When there was a reference to the concerns of the Arms Control Community, Secretary Rice reminded them she was once a part of that Community and went on to point out that the world has changed and it was necessary to adjust to the new world. The problem we face all over the world whether it concerns religious extremism or US nuclear ayatollahs or Indian politicians and academia is the same — the resistance to change. Since change is inevitable those who obstruct change and refuse to adapt themselves to it can only delay it but cannot succeed in resisting it.

While the one dimensional nuclear ayatollahs in US may not be able to appreciate the multidimensional changes that have come about in the international system it is obvious that US administration led by President Bush and Secretary Rice is leading the country to adapt itself to change. Most of the US legislators see this Indo-US agreement as a path-breaking move.

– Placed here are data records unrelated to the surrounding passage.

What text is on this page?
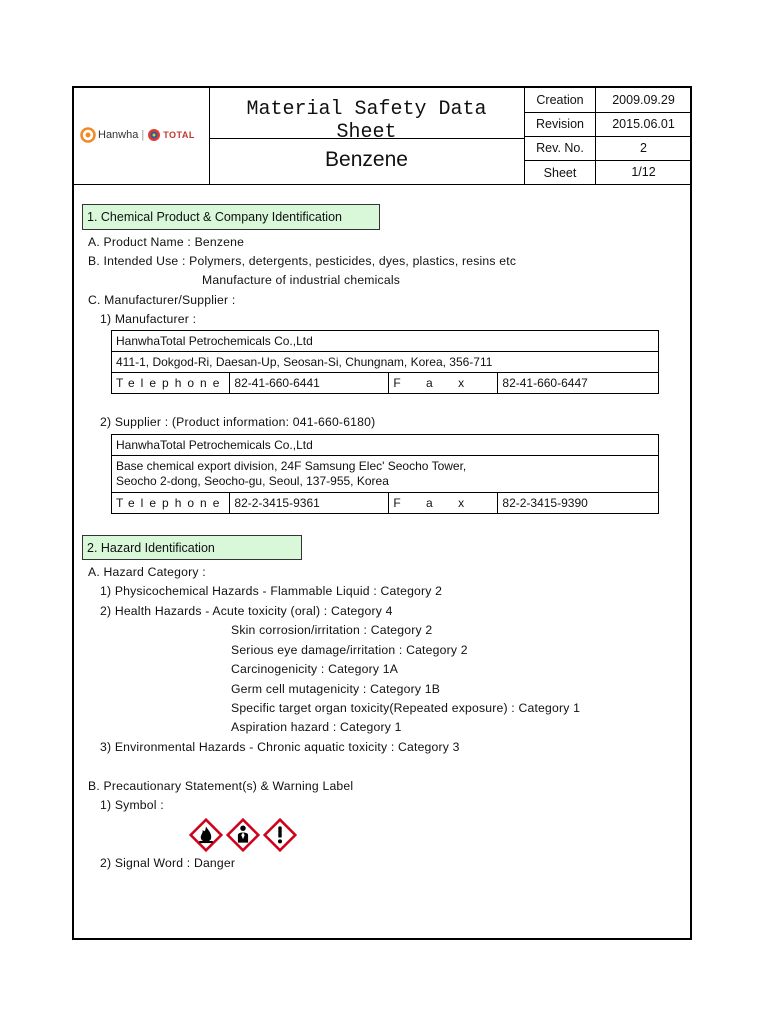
Hanwha | TOTAL
Material Safety Data Sheet
Benzene
Creation	2009.09.29
Revision	2015.06.01
Rev. No.	2
Sheet	1/12
1. Chemical Product & Company Identification
A. Product Name : Benzene
B. Intended Use : Polymers, detergents, pesticides, dyes, plastics, resins etc
Manufacture of industrial chemicals
C. Manufacturer/Supplier :
1) Manufacturer :
HanwhaTotal Petrochemicals Co.,Ltd
411-1, Dokgod-Ri, Daesan-Up, Seosan-Si, Chungnam, Korea, 356-711
Telephone	82-41-660-6441	F a x	82-41-660-6447
2) Supplier : (Product information: 041-660-6180)
HanwhaTotal Petrochemicals Co.,Ltd

Base chemical export division, 24F Samsung Elec' Seocho Tower,
Seocho 2-dong, Seocho-gu, Seoul, 137-955, Korea

Telephone	82-2-3415-9361	F a x	82-2-3415-9390
2. Hazard Identification
A. Hazard Category :
1) Physicochemical Hazards - Flammable Liquid : Category 2
2) Health Hazards - Acute toxicity (oral) : Category 4
Skin corrosion/irritation : Category 2
Serious eye damage/irritation : Category 2
Carcinogenicity : Category 1A
Germ cell mutagenicity : Category 1B
Specific target organ toxicity(Repeated exposure) : Category 1
Aspiration hazard : Category 1
3) Environmental Hazards - Chronic aquatic toxicity : Category 3
B. Precautionary Statement(s) & Warning Label
1) Symbol :
2) Signal Word : Danger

One of the points that clearly emerges from the proceedings of the US Congress is that the NDA leadership in India, after the nuclear tests just allowed things to drift and built the nuclear arsenal at an annual rate of 5 or 6. Those who did not carry out future assessments and plan or prepare adequately are now shouting about the possibility of capping, if the fissile materials cut off treaty were to be concluded.

At this stage immediate steps should be taken to step up production of weapons grade Plutonium and not be misled by wrong information that all pressurized heavy water reactors are producing weapons grade material all the time.

The US recognises that this country has developed only a very modest arsenal over the last 15 years. Therefore a stepped-up effort to accelerate weapons-grade Plutonium will only reinforce our commitment to go along with the Fissile Materials Cut-off treaty, if it ever comes. With a modest effort to build up our weapon-grade fissile materials stockpile in an accelerated fashion the country should be in a position to have a credible minimum deterrent in the next few years before the Fissile Materials cut-off treaty can be finalised.